Sergeant majors want better technology for the troops

The organizers of this week’s Army Science Conference asked six Command sergeant majors how well soldiers like all their new technological “toys.”

If you want to know how well soldiers like all their new technological toys, ask a sergeant major.

The organizers of this week’s Army Science Conference in Orlando, Fla., put the question to five command sergeant majors: Hector Marin of the Research, Development and Engineering Command (RDECOM); Philip Johndrow of the Combined Arms Center; Jeffrey Mellinger of the Army Materiel Command; Robert Moore of the Army’s National Training Center; and James Diggs of the North Atlantic Regional Medical Command. Each has advanced to the most senior noncommissioned officer rank short of the sergeant major of the Army. Each also plays the traditional role of representing the interests of the enlisted men back up the chain of command.

At the conference, they were asked to talk about technological advances and the drawbacks of new equipment, particularly in the wars in Iraq and Afghanistan.

For the most part, they had few complaints that new gear deployed to the field was unnecessary or inappropriate, although Marin said, “we have gotten a lot of toys, so there may be some redundancy.”

However, the biggest concern he has is with the weight of the equipment, particularly all the batteries needed to power devices such as radios, helmet-mounted displays, Global Positioning System devices and tactical computers. A soldier can end up lugging a rucksack that weighs as much as 70 pounds, Marin said. A typical platoon leader carries 34 batteries of eight different types, “and as you go down in rank, the amount of weight goes up,” he said. “Batteries can wind up being as much as 25 percent of a soldier’s load, which is quite a lot.”

The variety of batteries also creates logistical problems, he said. So his plea to those designing new gadgets is to “use an existing battery, or if you’re going to develop a new battery, give us one battery that replaces nine other batteries.”

Marin said RDECOM is making progress in developing new batteries that weigh less and last longer, some of which are based on zinc-air cells. Solar battery rechargers also hold the promise of allowing the Army to reduce waste and the amount of spares a soldier must carry.

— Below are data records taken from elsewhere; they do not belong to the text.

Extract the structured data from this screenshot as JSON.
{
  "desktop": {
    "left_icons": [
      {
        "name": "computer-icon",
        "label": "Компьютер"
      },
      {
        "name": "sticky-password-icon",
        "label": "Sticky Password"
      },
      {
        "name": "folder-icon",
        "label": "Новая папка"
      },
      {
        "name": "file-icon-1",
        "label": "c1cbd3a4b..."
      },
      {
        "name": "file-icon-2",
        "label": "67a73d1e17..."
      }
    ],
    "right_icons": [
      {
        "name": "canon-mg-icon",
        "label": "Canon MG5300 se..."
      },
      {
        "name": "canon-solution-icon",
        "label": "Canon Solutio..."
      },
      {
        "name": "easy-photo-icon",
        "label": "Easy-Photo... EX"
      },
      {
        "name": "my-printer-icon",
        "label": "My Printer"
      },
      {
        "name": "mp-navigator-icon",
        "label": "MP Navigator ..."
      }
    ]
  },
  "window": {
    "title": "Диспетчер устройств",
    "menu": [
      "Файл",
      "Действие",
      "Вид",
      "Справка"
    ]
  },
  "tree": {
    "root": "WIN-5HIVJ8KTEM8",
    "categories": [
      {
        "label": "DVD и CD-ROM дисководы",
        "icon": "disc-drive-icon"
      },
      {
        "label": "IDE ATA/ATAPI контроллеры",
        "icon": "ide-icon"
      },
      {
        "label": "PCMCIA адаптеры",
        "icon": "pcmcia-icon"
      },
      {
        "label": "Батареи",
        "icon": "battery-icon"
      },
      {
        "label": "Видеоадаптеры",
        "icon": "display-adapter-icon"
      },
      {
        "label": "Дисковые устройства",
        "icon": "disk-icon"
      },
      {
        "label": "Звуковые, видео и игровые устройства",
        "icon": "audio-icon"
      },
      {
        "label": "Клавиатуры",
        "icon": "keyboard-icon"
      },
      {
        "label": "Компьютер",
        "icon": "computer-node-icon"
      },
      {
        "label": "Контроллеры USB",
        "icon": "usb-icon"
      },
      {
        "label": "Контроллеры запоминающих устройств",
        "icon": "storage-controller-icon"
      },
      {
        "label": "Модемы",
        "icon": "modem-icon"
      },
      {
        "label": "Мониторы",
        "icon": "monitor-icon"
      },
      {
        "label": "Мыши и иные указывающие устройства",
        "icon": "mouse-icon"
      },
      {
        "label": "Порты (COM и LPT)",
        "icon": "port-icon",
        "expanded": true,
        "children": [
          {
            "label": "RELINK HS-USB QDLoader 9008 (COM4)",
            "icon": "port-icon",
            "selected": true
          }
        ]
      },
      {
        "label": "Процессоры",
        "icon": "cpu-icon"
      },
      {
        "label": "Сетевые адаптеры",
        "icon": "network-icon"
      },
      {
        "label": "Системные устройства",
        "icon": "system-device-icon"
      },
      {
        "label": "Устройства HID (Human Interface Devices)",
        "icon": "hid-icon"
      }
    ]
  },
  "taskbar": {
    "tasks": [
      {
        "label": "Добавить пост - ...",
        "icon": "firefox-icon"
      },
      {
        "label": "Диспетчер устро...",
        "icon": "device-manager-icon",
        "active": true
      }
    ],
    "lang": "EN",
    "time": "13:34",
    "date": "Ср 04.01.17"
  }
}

Marin also showed a video about a robotic exoskeleton that a soldier could wear to lift and carry much greater weight without fatigue. If that technology makes it to the field, the soldier of the future might look a lot like Iron Man. “We’re moving toward that next-generation, F-16-on-legs concept,” Marin said.

Mellinger said he, too, is concerned that soldiers are being overloaded. Of course, some of what weighs them down, such as personal armor, also saves lives. As a soldier, he said he’s glad to have the new equipment, “but at some point, my knees are going to buckle without that exoskeleton.”

“The old saying of ‘too light to fight and too heavy to run’ has never been more true,” Mellinger added. Although the weight might generate complaints, it’s not stopping soldiers from getting the job done. “It is physically demanding,” he said. “And it’s getting more and more difficult to move about, as opposed to someone just running and carrying a weapon. But it also gives the soldiers a lot of confidence in their ability to fight and survive.”

Commanders have the discretion to let their soldiers shed unnecessary equipment if heat or weariness outweighs whatever benefits it has to offer.

The Army Materiel Command is responsible for equipping soldiers and maintaining that equipment. However, soldiers and their commanders sometimes work around official procurement rules to bring commercial technology to the field, and those tools need to graduate to program-of-record status so the command can support and maintain them properly, Mellinger said.

He added that the command has been working with soldiers to devise better ways of armoring their vehicles and otherwise countering the threat from improvised explosive devices, but that progress is often temporary. “We have to know that every technology we can create will be countered very quickly, with our adversaries coming up with ways not to defeat our systems but to go around them,” he said.

Johndrow talked about advances in protective armor for soldiers and their vehicles. Personal armor has gotten lighter and more flexible, and the addition of mesh lining makes it a little cooler to wear, he said.

Vehicle protection has also improved significantly, but the speed of those advances has sometimes created its own problems. For example, Army Hummers have evolved from open vehicles with little armor in which a gunner would sit highly exposed on a raised seat to being much more enclosed, with a protective turret for the gunner. The protection offered to soldiers is improving further with the new Common Remotely Operated Weapon Station, a robotic gun turret a soldier can operate from within the vehicle.

However, when the redesigned Hummers were delivered to the field, they turned out to be top heavy, resulting in more rollover accidents. So drivers who had learned the maxim that “speed is safety” needed to be retrained to slow down if they were to benefit from the increased protection, Johndrow said.

Similarly, the new, more heavily armored mine-resistant, ambush-protected vehicles were rushed through design and production and out into the field so quickly that the first time drivers were trained in their use was in Iraq. Although that caused some problems, it was a boon for soldiers’ morale, Johndrow said.

“It let them know how much everyone in the world cared about them that we were working so hard to get this vehicle out there as fast as possible,” he said.